Barg gives a more rational reading of the law:
Two problems here: First, “or” isn’t acid — it doesn’t forever sever relationships between alternatives. Parentheses would make the cumbersome legalese a little clearer: “any money (or thing of value) received (or to be received) as a claim on future services (or in recognition of services rendered in the past) … ” Remove what’s in parentheses and you get a better idea what the law is getting at.

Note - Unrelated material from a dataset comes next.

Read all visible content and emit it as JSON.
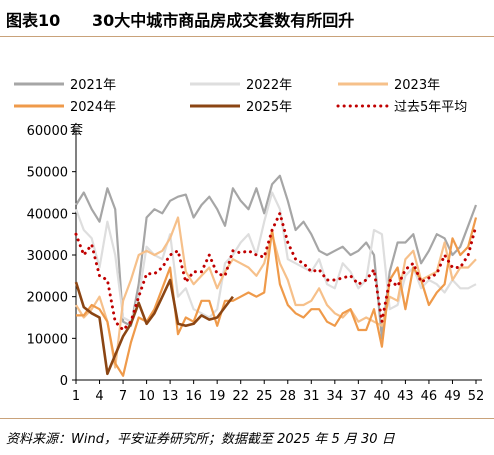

That makes a lot more sense.
Chew on this, or not
There’s a story in the New York Times today about how goat is now a trendy meat:
Goat is the most widely consumed meat in the world, a staple of, among others, Mexican, Indian, Greek and southern Italian cuisines. Moreover, it’s been edging its way into yuppier climes for a year or so now, click-clacking its cloven hooves up and down the coasts and to places like Houston and Des Moines.
I like the word yuppier. You instantly know what he’s talking about, it made me smile and it set the tone for the rest of the article.
I liked this less:
There’s even an adorable neologism (“chevon”) for those who want their meat to sound like a miniature Chevrolet or a member of a 1960’s girl group.
This is silly. If you’re eating goat, call it goat. Embrace the trendiness without fear.
Chevon comes from the French word for goat, chèvre. But I couldn’t find an entry for it in any of my usual dictionaries, including the OED. The only place I found it was in that link from dictionary.reference.com, which cites the Random House Dictionary as its source. So it does not seem to be a widely used word, as compared to say, mutton, another word of French origin (from Old French mouton, moton).
At any rate, I don’t think I’ll be eating goat any time soon.